Ce qui me permet d’en arriver à ce concept de “repère” que l’usage que je me permis d’en faire - « le relativisme ne s’identifie pas à une perte définitive de repères » - suscita chez David Violet l’idée que je concédais ainsi quelque chose à cet humain réaliste et objectivable dont il proclame et défend l’existence. Toute subjective qu’elle soit, la morale se forge des repères ; ils sont en quelque sorte un matériau permettant de cerner cette réalité que constituent les jugements de valeur, alors même qu’il est seulement question de les analyser et non de choisir ceux qui auraient notre préférence. Que serait donc ce relativisme qui prétendrait qu’il n’existe pas de repères moraux ou, pire encore, qu’il conviendrait que n’existât aucun d’eux ? Ce serait comme prétendre que le droit existe indépendamment de toute idée de justice sous le curieux prétexte que toute idée de justice est illusoire et que ce ne serait que la force qui, en réalité, fonderait le droit. (9). Constater l’existence du droit ou des repères moraux - c’est-à-dire de topoï, imprécis, subjectifs et diffus -, ce n’est pas y adhérer, même si par ailleurs il apparaitrait utile de marquer l’une ou l’autre préférence dès lors que ceux-ci jouent un rôle dans l’évolution sociale. Ce qui mérite, en pareil cas, d’entretenir une certaine vigilance relativiste, c’est précisément le fait que la notion de droit ou les repères moraux constatés doivent toujours quelque chose au contexte dans lequel ils ont surgi ou dans lequel ils survivent. Et ce lieu-là est bien réel, même s’il n’est pas toujours identifiable.

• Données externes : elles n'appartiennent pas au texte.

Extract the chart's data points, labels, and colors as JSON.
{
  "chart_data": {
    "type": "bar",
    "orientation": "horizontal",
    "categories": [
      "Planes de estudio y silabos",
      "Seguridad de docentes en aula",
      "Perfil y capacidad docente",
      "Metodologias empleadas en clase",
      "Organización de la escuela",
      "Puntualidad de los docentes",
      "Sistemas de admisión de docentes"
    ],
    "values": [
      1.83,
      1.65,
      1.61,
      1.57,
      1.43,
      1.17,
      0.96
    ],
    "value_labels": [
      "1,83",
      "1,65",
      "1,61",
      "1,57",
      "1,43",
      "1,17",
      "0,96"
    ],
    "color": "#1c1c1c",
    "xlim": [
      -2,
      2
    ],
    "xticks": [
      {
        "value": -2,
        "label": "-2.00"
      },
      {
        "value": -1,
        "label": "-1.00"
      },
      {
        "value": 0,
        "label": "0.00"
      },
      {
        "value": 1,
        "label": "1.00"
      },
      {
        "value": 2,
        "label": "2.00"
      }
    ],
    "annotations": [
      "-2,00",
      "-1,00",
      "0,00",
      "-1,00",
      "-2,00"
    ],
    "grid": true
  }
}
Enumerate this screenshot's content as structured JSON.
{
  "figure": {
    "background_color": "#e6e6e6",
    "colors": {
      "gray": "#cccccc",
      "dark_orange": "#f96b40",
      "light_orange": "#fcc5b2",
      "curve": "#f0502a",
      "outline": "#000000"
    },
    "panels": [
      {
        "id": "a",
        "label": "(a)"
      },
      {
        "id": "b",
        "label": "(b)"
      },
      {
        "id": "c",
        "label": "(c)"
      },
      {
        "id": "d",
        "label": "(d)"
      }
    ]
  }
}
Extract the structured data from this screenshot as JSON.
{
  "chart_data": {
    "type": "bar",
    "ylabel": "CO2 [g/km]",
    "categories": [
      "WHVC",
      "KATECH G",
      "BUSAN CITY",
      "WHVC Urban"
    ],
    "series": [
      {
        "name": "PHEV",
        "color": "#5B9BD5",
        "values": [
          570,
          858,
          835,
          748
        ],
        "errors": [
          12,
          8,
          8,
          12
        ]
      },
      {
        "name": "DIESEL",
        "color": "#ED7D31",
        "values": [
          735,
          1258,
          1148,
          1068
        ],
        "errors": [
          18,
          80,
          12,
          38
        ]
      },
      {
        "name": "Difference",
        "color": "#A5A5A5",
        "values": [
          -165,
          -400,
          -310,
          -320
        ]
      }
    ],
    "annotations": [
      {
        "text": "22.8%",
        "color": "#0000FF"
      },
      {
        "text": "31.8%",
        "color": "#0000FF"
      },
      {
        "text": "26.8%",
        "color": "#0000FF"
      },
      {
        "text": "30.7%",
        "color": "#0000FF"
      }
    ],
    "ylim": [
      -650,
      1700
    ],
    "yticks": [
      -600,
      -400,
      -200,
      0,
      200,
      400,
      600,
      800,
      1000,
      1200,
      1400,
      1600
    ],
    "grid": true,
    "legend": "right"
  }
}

C’est ici qu’il me semble utile d’ouvrir une parenthèse à propos d’une question qui n’est pas directement en rapport avec le problème débattu, mais qui me semble de nature à permettre un meilleur éclairage de ma position. Les convictions que l’on peut entretenir au sujet des attitudes subjectives ne mettent personne - suis-je tenté de croire - en capacité de s’en abstraire complètement. Par exemple, si je suis convaincu que le libre-arbitre n’existe pas, qu’il s’agit d’une illusion et que c’est l’inconscience de ce qui nous détermine qui incline à y croire, cela ne me permettra pas pour autant de vivre tel un fataliste absolu ; en pareil cas, je me comporterai néanmoins comme si je posais de véritables choix et comme si je jouissais effectivement de la liberté de penser et d’agir que l’opinion commune reconnaît à tous. C’est un déterminisme de plus que celui qui nous conduit à ne pouvoir nous libérer de l’illusion du libre-arbitre. De même, je puis être convaincu que les orientations morales sont relatives et conditionnées par le contexte social, sans pour autant être en mesure d’esquiver toute manifestation de préférence morale, car ce qui me détermine à juger précède ce qui me permet d’élucider. Évidemment, on peut alors vivre des dilemmes déchirants. Ainsi, si tout nous conduit a priori à condamner l’excision en raison des souffrances qu’elle provoque, de l’injustice dont elle témoigne et du manque de respect de l’intégrité physique des femmes qu’elle trahit, il n’est pas saugrenu de tenter de comprendre ce qui a amené plusieurs sociétés africaines à la pratiquer et, surtout, à considérer son accomplissement comme un devoir moral. On vit à cet occasion une de ces contradictions dont David Violet admire l’aveu fait, mais qu’il aurait pu juger moins digne d’éloges s’il avait deviné que je les crois souvent irréductibles et très universellement répandues, y compris chez ceux qui s’en croient exempts.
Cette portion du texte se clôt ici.